Localized acidification of the osteoclast-bone interface is driven by a vacuolar-type
H+-ATPase (V-
ATPase) in the plasma membrane in a process thought to be associated with
bone resorption. The present study investigated the mechanism underlying the roles of V-
ATPase-induced
acidosis in osteoclastogenesis. Active
proton pumping due to increased V-
ATPase activity during RANKL-induced osteoclastogenesis induced intracellular and extracellular acidification of osteoclast precursors. Subsequent analysis revealed blockage of extracellular acidification and induction of intracellular acidification by
bafilomycin A1, a specific inhibitor of V-
ATPase, indicating that extracellular acidification is mostly induced by V-
ATPase-mediated
proton pumping into extracellular space.
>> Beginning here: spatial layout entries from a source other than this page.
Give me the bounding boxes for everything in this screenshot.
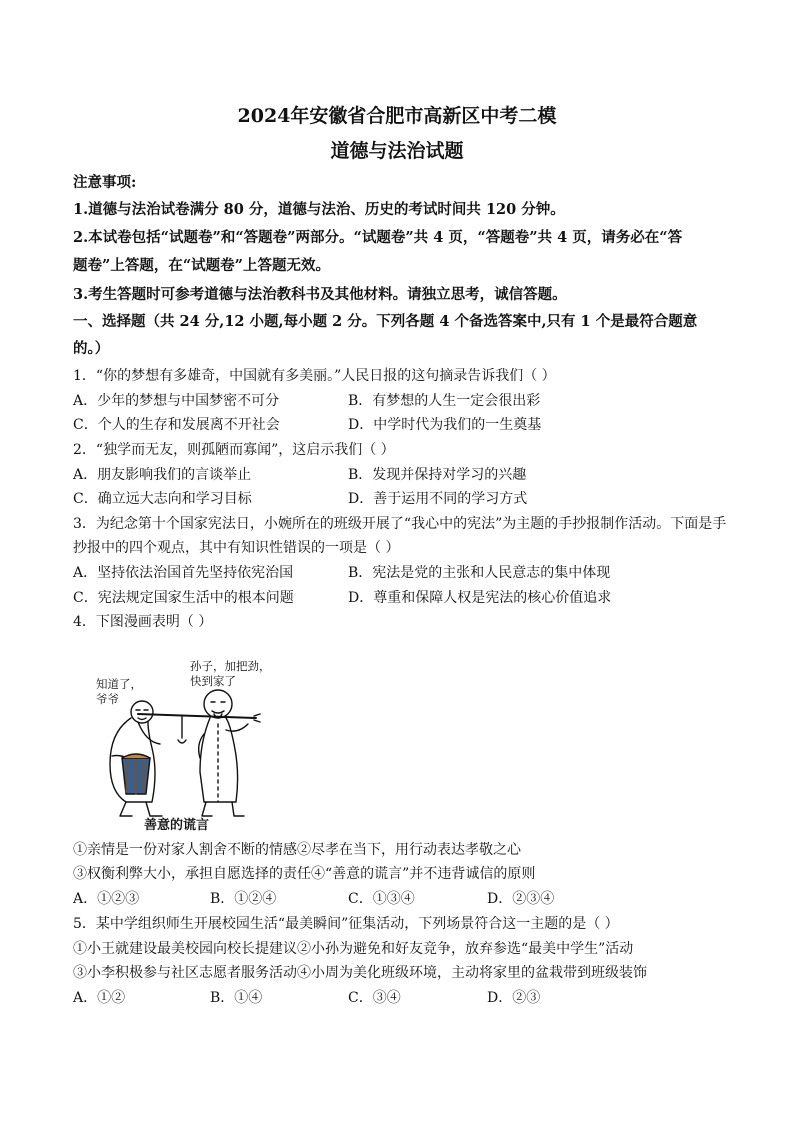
q1-option-a: A．少年的梦想与中国梦密不可分 — [73, 393, 280, 409]
q5-option-c: C．③④ — [348, 990, 401, 1006]
q1-option-c: C．个人的生存和发展离不开社会 — [73, 417, 280, 433]
exam-title: 2024年安徽省合肥市高新区中考二模 — [237, 105, 557, 127]
q4-option-c: C．①③④ — [348, 891, 415, 907]
q1-option-d: D．中学时代为我们的一生奠基 — [348, 417, 542, 433]
q4-statement-2: ③权衡利弊大小，承担自愿选择的责任④“善意的谎言”并不违背诚信的原则 — [73, 866, 536, 882]
cartoon-speech-grandson: 知道了， 爷爷 — [96, 677, 142, 706]
q2-option-a: A．朋友影响我们的言谈举止 — [73, 467, 252, 483]
q5-stem: 5．某中学组织师生开展校园生活“最美瞬间”征集活动，下列场景符合这一主题的是（ ） — [73, 916, 619, 932]
section-heading: 一、选择题（共 24 分,12 小题,每小题 2 分。下列各题 4 个备选答案中,只有 1 个是最符合题意 — [73, 313, 698, 330]
q2-option-d: D．善于运用不同的学习方式 — [348, 491, 528, 507]
notice-item-1: 1.道德与法治试卷满分 80 分，道德与法治、历史的考试时间共 120 分钟。 — [73, 201, 565, 218]
q5-option-a: A．①② — [73, 990, 126, 1006]
q4-option-d: D．②③④ — [487, 891, 555, 907]
q3-option-b: B．宪法是党的主张和人民意志的集中体现 — [348, 565, 611, 581]
q3-option-d: D．尊重和保障人权是宪法的核心价值追求 — [348, 590, 612, 606]
notice-item-2-cont: 题卷”上答题，在“试题卷”上答题无效。 — [73, 257, 331, 274]
q1-option-b: B．有梦想的人生一定会很出彩 — [348, 393, 541, 409]
cartoon-speech-grandpa: 孙子，加把劲， 快到家了 — [190, 659, 271, 688]
notice-item-2: 2.本试卷包括“试题卷”和“答题卷”两部分。“试题卷”共 4 页，“答题卷”共 4 页，请务必在“答 — [73, 229, 683, 246]
q2-option-c: C．确立远大志向和学习目标 — [73, 491, 252, 507]
q5-statement-1: ①小王就建设最美校园向校长提建议②小孙为避免和好友竞争，放弃参选“最美中学生”活动 — [73, 941, 634, 957]
q3-stem-cont: 抄报中的四个观点，其中有知识性错误的一项是（ ） — [73, 540, 400, 556]
q3-option-c: C．宪法规定国家生活中的根本问题 — [73, 590, 294, 606]
cartoon-caption: 善意的谎言 — [144, 818, 210, 833]
q3-option-a: A．坚持依法治国首先坚持依宪治国 — [73, 565, 294, 581]
section-heading-cont: 的。） — [73, 340, 110, 357]
q5-statement-2: ③小李积极参与社区志愿者服务活动④小周为美化班级环境，主动将家里的盆栽带到班级装饰 — [73, 965, 647, 981]
q4-option-b: B．①②④ — [210, 891, 277, 907]
q2-stem: 2．“独学而无友，则孤陋而寡闻”，这启示我们（ ） — [73, 442, 395, 458]
q2-option-b: B．发现并保持对学习的兴趣 — [348, 467, 527, 483]
q4-stem: 4．下图漫画表明（ ） — [73, 614, 213, 630]
notice-heading: 注意事项: — [73, 174, 137, 191]
q4-option-a: A．①②③ — [73, 891, 140, 907]
q4-statement-1: ①亲情是一份对家人割舍不断的情感②尽孝在当下，用行动表达孝敬之心 — [73, 842, 521, 858]
notice-item-3: 3.考生答题时可参考道德与法治教科书及其他材料。请独立思考，诚信答题。 — [73, 286, 567, 303]
q5-option-d: D．②③ — [487, 990, 541, 1006]
q3-stem: 3．为纪念第十个国家宪法日，小婉所在的班级开展了“我心中的宪法”为主题的手抄报制作活动。下面是手 — [73, 516, 727, 532]
cartoon-illustration — [86, 652, 286, 832]
q1-stem: 1．“你的梦想有多雄奇，中国就有多美丽。”人民日报的这句摘录告诉我们（ ） — [73, 368, 556, 384]
q5-option-b: B．①④ — [210, 990, 263, 1006]
exam-subtitle: 道德与法治试题 — [330, 140, 464, 162]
Low-pH media controlled by
HEPES-buffered conditions to mimic
metabolic acidosis led to synergistic activation of RANKL-stimulated signals, including
mitogen-activated protein kinases and
transcription factor NF-kappaB, resulting in enhanced osteoclastogenesis. Low-pH media also upregulated the expression of
osteopontin secreted into extracellular space, which is required for cell migration by binding to cell surface
integrin alphavbeta3. Osteoclast precursor migration was significantly inhibited by treatment of
antibodies to
integrin alphavbeta3, resulting in the retardation of osteoclastogenesis. Taken together, these findings indicate that V-
ATPase-driven
acidosis modulates osteoclastogenesis.